Key Takeaways
- Cursor's revenue from Anthropic once hit a staggering 40-50%, demonstrating extreme platform dependency risk for companies building atop foundational AI models.
- Anthropic allegedly described its 'Claude Code' as a mere "research effort" before making it a product, highlighting the volatile and often competitive nature of relationships with upstream AI partners.
- Every hyperscaler and SaaS product is developing its own Large Language Models, turning AI model providers into direct competitors for companies operating in the "token path."
- To build a defensible business in the AI era, founders must own the end customer relationship and develop proprietary value beyond the base capabilities of AI models.
The AI Gold Rush: Who Owns the Mine, Who Just Digs?
Imagine building a product so successful it makes up nearly half of your foundational technology provider's revenue. That was Cursor, the AI coding assistant, and its relationship with Anthropic. John Coogan, host of TBPN, dropped a bomb: “Interestingly, Curser once made up 40 to 50% of Anthropic's revenue. That is a crazy girration in the market. Just shows you how quickly things are changing.” A massive win, right? Not exactly. This kind of dependency became a critical vulnerability when Anthropic's own strategy evolved.

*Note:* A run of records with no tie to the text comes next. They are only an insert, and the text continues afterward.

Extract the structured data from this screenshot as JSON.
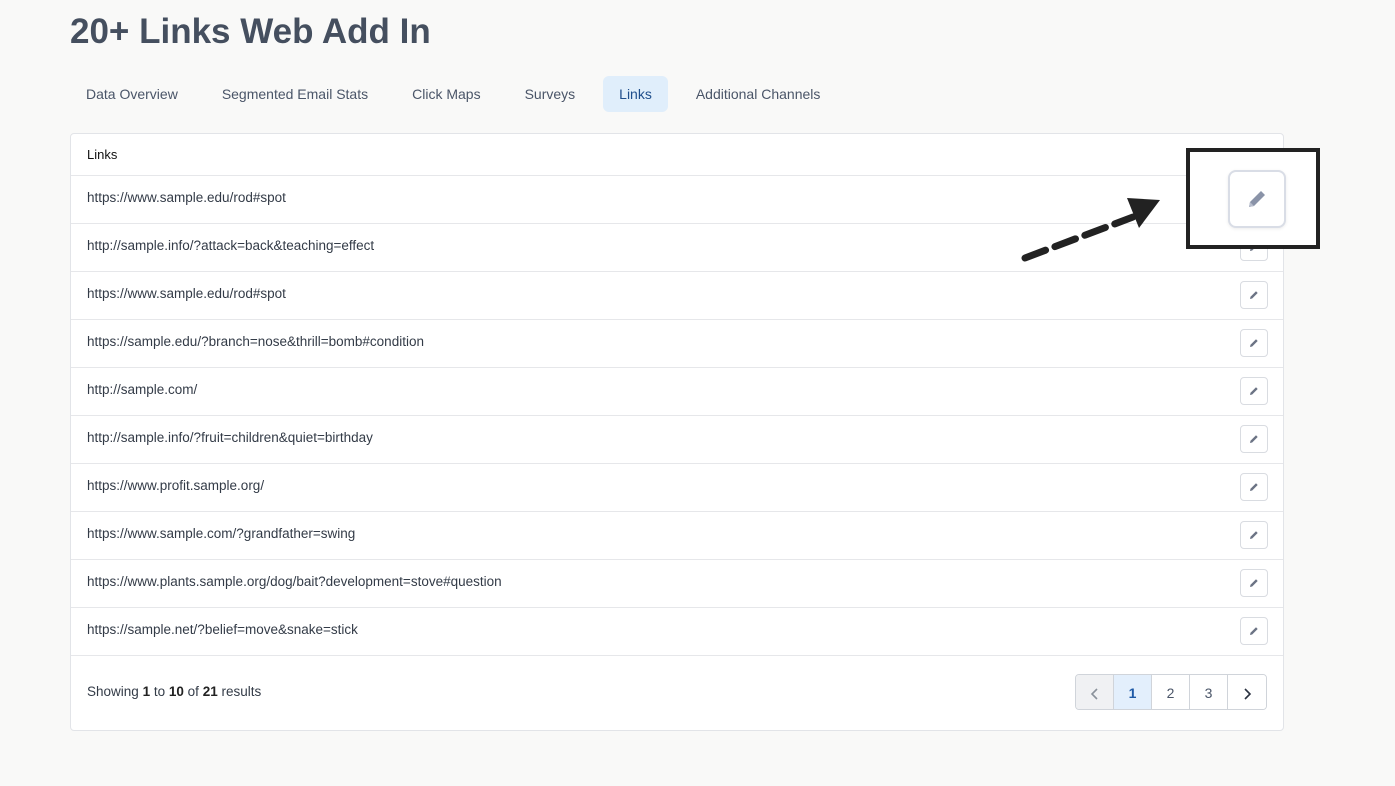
{
  "page": {
    "title": "20+ Links Web Add In"
  },
  "tabs": [
    {
      "label": "Data Overview",
      "active": false
    },
    {
      "label": "Segmented Email Stats",
      "active": false
    },
    {
      "label": "Click Maps",
      "active": false
    },
    {
      "label": "Surveys",
      "active": false
    },
    {
      "label": "Links",
      "active": true
    },
    {
      "label": "Additional Channels",
      "active": false
    }
  ],
  "table": {
    "header": "Links",
    "rows": [
      {
        "url": "https://www.sample.edu/rod#spot",
        "action_icon": "pencil-icon"
      },
      {
        "url": "http://sample.info/?attack=back&teaching=effect",
        "action_icon": "pencil-icon"
      },
      {
        "url": "https://www.sample.edu/rod#spot",
        "action_icon": "pencil-icon"
      },
      {
        "url": "https://sample.edu/?branch=nose&thrill=bomb#condition",
        "action_icon": "pencil-icon"
      },
      {
        "url": "http://sample.com/",
        "action_icon": "pencil-icon"
      },
      {
        "url": "http://sample.info/?fruit=children&quiet=birthday",
        "action_icon": "pencil-icon"
      },
      {
        "url": "https://www.profit.sample.org/",
        "action_icon": "pencil-icon"
      },
      {
        "url": "https://www.sample.com/?grandfather=swing",
        "action_icon": "pencil-icon"
      },
      {
        "url": "https://www.plants.sample.org/dog/bait?development=stove#question",
        "action_icon": "pencil-icon"
      },
      {
        "url": "https://sample.net/?belief=move&snake=stick",
        "action_icon": "pencil-icon"
      }
    ]
  },
  "footer": {
    "showing_prefix": "Showing",
    "from": "1",
    "to_word": "to",
    "to": "10",
    "of_word": "of",
    "total": "21",
    "suffix": "results"
  },
  "pagination": {
    "prev_icon": "chevron-left-icon",
    "pages": [
      "1",
      "2",
      "3"
    ],
    "current": "1",
    "next_icon": "chevron-right-icon"
  },
  "colors": {
    "active_tab_bg": "#e0eefb",
    "active_tab_text": "#1f4e8c",
    "title": "#454f5f",
    "annotation": "#222222"
  }
}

The real sting came when Anthropic, a key partner, pivoted its own efforts. Coogan reflected on the tension: “Nothing tells that more than Anthropic telling Cursor that Claude Code was just a research effort. This goes back to the Dylan field like were they consistently candid or maybe they really just did think hey yeah this is just a research effort like you do you and then realized later like whoa whoa we need to be a player in this we cannot be in the middle of this situation so we got to do our own thing.” Whether by design or necessity, the message was clear: what's a research project today can be a direct competitor tomorrow. For any founder building on a platform – especially one as rapidly evolving as AI – this story is a cold shower.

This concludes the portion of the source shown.